The 3 900 extraordinarily detailed claims for the seized farms were achieved through the farmers’ records, and processed by professional valuers. The claims total $8.6 billion (R131.42bn) for the fixed assets such as houses and dams or for “improvements” on the farms, and $2.8bn – the value of the land.

The valuations, achieved and maintained by Harare company Valcon, are deemed “modest” by outsiders.

Zanu-PF seniors inspected the Valcon files in mid-2015. Zimbabwe has long said that it cannot afford to pay white farmers for assets on their farms.

And the UK has said it will not pay for the land. But times are changing. Moods are softening, and the World Bank says it would like to help Zimbabwe recover its agricultural economy.
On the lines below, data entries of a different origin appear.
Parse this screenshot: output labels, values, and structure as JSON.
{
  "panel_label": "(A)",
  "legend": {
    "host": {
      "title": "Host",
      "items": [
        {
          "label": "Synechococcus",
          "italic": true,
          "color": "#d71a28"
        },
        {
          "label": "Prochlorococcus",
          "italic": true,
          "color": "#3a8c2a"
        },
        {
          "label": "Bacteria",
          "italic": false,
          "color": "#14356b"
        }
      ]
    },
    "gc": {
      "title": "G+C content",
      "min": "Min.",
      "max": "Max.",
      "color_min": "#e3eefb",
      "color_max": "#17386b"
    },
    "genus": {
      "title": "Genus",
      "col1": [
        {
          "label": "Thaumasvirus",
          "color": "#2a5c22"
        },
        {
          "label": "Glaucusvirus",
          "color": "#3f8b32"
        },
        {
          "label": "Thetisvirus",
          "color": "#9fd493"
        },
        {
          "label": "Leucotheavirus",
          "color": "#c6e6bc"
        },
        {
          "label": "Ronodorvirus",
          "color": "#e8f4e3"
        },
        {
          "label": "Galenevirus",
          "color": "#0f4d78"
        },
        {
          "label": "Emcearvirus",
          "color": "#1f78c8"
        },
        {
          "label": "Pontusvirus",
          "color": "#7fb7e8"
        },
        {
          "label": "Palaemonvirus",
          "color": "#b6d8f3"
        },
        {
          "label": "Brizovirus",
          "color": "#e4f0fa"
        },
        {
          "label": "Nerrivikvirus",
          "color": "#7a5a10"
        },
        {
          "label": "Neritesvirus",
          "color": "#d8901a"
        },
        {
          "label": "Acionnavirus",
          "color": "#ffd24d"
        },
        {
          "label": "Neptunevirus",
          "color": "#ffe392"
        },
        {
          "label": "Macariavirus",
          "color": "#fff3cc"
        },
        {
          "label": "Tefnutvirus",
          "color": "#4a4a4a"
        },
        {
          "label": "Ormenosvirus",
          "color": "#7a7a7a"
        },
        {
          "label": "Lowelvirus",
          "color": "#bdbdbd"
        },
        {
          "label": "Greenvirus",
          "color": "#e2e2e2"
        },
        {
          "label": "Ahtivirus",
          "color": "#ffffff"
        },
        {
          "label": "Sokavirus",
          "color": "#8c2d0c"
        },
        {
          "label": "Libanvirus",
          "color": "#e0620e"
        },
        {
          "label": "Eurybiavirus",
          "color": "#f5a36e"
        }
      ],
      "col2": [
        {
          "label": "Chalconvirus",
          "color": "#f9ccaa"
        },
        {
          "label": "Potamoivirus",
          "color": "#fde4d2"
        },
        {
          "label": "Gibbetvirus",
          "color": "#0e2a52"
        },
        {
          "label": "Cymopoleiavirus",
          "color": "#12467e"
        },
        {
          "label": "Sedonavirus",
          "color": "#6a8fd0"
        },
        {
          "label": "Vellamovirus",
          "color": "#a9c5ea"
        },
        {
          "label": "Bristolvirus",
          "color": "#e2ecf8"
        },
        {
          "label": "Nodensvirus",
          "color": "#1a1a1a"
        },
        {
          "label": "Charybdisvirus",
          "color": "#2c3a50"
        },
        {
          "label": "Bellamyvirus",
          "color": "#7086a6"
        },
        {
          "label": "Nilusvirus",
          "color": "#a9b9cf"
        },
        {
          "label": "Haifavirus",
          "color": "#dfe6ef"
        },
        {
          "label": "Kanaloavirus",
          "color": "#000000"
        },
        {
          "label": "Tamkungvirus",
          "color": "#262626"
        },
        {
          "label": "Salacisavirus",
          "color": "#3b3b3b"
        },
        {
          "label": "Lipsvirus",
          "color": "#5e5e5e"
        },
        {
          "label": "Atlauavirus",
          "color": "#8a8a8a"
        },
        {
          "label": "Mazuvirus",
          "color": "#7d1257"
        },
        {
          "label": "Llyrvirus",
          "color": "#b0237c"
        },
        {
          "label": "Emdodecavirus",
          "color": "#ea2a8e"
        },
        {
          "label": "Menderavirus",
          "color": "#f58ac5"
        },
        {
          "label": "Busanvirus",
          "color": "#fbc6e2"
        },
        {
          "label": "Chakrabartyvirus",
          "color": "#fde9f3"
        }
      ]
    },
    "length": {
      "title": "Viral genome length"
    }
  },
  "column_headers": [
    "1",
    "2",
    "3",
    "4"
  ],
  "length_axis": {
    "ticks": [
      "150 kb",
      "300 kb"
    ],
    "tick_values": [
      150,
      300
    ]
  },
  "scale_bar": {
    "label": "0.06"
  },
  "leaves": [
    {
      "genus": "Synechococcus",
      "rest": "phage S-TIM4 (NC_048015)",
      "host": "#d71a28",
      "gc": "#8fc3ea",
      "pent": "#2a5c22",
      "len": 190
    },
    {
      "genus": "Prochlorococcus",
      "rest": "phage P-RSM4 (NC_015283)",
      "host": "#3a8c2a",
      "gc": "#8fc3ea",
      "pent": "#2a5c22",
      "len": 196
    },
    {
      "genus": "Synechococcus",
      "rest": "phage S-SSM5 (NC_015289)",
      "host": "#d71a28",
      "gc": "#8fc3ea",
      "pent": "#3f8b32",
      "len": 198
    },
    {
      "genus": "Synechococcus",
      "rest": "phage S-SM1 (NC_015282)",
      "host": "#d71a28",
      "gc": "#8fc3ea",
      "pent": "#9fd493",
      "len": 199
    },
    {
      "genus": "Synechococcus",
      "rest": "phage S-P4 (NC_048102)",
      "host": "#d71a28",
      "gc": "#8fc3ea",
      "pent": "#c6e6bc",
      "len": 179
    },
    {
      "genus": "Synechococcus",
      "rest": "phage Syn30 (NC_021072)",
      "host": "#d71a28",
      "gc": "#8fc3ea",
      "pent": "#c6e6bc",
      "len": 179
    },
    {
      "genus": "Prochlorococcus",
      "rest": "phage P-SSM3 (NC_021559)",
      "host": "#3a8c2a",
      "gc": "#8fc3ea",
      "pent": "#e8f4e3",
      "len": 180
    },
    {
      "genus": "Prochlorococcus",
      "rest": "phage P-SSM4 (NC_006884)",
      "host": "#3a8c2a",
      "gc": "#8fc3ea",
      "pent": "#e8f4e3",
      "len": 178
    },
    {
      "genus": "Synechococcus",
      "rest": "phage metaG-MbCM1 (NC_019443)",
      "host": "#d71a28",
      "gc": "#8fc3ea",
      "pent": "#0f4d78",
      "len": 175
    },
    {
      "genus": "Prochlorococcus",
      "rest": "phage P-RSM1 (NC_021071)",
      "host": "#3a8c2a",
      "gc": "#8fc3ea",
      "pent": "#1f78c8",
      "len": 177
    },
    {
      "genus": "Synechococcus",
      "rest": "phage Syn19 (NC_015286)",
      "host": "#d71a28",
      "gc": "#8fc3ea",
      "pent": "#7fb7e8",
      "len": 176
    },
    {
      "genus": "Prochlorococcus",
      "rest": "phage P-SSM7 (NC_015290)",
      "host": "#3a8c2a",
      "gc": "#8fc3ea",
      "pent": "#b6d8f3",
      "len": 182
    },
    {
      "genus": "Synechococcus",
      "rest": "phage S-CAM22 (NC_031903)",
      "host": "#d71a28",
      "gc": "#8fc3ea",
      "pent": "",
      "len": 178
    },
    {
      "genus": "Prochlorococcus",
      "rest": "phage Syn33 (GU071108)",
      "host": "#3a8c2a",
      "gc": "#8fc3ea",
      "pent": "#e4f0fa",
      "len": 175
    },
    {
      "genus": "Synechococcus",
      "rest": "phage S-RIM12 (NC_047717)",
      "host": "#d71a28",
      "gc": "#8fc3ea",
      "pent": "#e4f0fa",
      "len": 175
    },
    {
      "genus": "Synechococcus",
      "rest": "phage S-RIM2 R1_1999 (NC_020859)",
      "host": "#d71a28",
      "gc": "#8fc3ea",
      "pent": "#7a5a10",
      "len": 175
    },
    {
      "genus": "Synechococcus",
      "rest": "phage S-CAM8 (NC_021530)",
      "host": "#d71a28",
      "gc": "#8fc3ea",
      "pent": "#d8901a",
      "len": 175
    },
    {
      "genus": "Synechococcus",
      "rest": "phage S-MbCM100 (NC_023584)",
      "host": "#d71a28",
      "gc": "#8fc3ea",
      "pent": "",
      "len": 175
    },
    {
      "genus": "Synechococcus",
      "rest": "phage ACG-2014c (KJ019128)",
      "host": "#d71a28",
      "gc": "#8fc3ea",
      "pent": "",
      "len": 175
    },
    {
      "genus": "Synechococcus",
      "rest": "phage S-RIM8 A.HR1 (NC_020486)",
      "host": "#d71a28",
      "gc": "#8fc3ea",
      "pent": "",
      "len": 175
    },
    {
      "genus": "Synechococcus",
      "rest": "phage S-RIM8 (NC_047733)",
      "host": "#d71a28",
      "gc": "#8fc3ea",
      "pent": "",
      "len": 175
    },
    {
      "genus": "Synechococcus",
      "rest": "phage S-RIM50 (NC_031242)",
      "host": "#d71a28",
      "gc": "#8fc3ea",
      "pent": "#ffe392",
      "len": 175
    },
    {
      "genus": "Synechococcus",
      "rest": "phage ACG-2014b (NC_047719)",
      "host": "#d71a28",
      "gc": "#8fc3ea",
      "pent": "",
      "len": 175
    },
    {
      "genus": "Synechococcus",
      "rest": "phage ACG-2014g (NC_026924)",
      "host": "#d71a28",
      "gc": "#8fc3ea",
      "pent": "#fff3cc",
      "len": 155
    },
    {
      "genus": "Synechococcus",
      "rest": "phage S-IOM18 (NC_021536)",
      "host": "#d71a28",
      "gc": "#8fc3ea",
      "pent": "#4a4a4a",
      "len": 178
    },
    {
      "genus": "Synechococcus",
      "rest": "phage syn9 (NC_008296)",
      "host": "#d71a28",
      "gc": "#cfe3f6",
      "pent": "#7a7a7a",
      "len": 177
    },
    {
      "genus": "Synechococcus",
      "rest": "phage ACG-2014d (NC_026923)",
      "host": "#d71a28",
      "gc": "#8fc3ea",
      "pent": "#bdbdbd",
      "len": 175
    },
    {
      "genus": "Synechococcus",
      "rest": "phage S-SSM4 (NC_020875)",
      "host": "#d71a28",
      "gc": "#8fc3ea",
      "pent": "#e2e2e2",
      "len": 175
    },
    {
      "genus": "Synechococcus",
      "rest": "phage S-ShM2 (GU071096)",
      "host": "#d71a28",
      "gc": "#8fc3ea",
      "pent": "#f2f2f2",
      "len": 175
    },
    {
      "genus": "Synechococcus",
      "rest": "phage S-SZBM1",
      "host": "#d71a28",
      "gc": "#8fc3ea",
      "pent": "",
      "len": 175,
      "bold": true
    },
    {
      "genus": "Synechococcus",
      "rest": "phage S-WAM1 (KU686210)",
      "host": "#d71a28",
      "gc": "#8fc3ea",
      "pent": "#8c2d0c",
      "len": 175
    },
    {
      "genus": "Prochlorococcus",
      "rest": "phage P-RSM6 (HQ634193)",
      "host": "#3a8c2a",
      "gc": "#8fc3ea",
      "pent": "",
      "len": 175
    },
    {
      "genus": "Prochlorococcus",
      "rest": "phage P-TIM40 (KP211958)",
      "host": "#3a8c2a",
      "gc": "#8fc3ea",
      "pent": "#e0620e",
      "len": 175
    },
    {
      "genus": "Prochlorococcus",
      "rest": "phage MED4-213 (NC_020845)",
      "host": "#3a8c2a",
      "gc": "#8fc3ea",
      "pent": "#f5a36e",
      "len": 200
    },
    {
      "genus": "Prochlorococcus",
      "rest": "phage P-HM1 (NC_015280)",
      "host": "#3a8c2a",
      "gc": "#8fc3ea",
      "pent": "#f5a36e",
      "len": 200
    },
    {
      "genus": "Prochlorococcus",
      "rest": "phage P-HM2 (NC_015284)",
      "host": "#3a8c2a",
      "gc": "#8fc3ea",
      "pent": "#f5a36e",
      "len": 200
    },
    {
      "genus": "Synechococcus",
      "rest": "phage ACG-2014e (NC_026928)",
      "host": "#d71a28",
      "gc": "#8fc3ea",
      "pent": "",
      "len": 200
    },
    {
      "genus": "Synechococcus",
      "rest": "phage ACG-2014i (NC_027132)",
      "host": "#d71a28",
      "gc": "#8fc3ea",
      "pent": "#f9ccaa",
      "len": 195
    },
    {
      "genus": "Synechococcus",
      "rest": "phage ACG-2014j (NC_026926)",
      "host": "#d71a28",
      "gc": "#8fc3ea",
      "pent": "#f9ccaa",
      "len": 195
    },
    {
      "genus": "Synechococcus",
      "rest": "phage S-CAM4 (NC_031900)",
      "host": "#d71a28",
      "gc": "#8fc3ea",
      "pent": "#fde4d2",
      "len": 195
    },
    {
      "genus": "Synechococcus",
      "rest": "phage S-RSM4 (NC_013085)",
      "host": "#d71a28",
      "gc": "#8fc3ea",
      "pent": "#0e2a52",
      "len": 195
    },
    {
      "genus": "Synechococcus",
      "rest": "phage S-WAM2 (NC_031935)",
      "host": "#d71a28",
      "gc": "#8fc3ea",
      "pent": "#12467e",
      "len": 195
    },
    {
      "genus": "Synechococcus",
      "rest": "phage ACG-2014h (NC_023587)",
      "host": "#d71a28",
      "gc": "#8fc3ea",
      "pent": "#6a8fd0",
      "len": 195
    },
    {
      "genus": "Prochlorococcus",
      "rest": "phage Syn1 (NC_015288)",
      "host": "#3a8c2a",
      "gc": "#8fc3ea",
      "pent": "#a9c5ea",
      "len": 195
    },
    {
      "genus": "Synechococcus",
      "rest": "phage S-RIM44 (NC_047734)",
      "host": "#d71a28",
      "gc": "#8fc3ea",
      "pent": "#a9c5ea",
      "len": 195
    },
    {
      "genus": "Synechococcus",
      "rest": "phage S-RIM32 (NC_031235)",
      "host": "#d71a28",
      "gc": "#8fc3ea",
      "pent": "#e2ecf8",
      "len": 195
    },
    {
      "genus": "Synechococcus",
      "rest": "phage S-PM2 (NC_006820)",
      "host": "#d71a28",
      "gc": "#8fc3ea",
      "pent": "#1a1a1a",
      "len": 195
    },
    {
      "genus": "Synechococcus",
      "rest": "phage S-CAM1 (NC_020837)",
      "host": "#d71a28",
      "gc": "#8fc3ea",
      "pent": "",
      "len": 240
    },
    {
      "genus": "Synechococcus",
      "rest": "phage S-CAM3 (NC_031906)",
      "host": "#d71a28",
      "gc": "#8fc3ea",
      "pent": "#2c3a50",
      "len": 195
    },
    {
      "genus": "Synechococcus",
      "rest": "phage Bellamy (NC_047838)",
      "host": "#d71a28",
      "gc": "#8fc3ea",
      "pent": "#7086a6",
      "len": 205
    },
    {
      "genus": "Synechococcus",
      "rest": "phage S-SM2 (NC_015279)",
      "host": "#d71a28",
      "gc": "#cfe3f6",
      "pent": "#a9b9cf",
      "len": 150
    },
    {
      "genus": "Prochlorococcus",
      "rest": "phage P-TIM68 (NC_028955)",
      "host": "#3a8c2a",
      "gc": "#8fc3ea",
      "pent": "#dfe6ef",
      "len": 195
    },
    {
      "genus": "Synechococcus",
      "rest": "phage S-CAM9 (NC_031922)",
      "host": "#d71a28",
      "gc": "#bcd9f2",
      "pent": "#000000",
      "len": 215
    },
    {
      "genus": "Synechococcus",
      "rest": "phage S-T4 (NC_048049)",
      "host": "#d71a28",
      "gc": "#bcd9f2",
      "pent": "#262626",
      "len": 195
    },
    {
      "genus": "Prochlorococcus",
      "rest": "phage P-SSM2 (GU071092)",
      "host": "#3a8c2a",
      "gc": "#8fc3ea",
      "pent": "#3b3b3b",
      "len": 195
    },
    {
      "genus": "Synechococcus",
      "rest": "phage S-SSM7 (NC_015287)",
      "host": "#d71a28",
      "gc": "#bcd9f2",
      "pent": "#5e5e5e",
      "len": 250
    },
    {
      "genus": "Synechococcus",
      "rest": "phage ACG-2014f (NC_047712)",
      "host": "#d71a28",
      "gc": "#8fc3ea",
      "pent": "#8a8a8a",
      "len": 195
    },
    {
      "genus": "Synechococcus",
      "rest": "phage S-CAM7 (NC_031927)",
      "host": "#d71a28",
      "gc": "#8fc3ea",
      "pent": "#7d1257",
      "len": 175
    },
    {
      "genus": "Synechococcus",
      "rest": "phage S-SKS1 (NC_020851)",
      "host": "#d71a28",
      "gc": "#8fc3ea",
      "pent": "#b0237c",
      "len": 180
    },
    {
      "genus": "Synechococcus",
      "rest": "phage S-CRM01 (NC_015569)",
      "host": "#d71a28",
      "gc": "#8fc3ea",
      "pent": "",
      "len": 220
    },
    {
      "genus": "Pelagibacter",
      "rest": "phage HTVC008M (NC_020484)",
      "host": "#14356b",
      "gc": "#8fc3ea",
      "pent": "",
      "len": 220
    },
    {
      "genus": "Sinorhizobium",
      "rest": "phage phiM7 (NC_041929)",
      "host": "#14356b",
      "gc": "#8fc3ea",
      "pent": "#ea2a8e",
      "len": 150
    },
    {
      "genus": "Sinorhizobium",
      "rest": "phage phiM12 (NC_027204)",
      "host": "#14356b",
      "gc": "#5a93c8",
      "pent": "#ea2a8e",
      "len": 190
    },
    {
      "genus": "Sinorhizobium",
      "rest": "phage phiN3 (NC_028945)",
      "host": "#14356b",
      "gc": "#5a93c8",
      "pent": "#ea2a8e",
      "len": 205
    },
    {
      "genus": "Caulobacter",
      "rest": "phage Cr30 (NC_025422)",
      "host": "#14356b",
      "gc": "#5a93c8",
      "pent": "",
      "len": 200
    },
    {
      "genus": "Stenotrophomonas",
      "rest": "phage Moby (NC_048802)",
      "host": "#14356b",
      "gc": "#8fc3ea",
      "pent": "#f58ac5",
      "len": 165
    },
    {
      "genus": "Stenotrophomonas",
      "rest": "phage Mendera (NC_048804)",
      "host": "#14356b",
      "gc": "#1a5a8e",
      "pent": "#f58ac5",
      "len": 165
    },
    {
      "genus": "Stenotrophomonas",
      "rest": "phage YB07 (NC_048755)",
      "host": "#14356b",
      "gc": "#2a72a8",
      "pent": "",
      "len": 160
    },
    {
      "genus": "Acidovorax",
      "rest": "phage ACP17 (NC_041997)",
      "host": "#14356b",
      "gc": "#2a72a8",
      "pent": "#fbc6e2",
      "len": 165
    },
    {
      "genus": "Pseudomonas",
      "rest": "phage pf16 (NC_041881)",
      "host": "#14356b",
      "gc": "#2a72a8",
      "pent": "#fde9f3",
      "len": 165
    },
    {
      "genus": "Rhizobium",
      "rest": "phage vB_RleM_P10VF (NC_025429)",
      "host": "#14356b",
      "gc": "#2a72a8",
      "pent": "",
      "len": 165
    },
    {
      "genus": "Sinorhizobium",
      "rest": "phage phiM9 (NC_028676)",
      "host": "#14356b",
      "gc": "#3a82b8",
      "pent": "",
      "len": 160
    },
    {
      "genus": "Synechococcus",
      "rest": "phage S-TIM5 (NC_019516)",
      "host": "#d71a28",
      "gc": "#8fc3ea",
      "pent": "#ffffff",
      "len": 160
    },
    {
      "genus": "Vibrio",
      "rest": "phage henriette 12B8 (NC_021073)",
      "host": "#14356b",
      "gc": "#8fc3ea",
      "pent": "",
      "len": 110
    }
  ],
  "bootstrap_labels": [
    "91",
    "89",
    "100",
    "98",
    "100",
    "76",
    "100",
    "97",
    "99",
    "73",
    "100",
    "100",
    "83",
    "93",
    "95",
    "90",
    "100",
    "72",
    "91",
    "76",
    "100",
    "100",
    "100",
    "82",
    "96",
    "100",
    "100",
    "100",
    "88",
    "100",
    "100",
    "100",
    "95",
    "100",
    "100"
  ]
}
While Zimbabwe now grows as much tobacco as it did before land invasions, the crop is considered bad for Zimbabwe’s ecology, not least because staggering numbers of indigenous trees are felled for fires to cure it.

Most other export crops planted by evicted white farmers – coffee, nuts and fruit – have died. All white-owned farms were nationalised in 2005.

No white person can buy agricultural land in Zimbabwe. The compensation issue recently motivated the government to demand that beneficiaries of formerly white-owned farms must pay rent to the state for its land they use, and for houses on the farms in which they live.

Lands Minister Douglas Mombeshora said a portion of rentals collected would be used to pay compensation to white farmers.

“They will never pay. Most can’t afford to. And it is hard to believe that money will get to the evicted farmers,” a Harare banker said yesterday. “It would take generations to get enough money to pay out the farmers’ claims and many are now so old.”

Chinamasa also said, rather optimistically, that there were now “bankable” 99-year-leases for new farmers occupying formerly white-owned land. Banks will not lend to new farmers without land as collateral.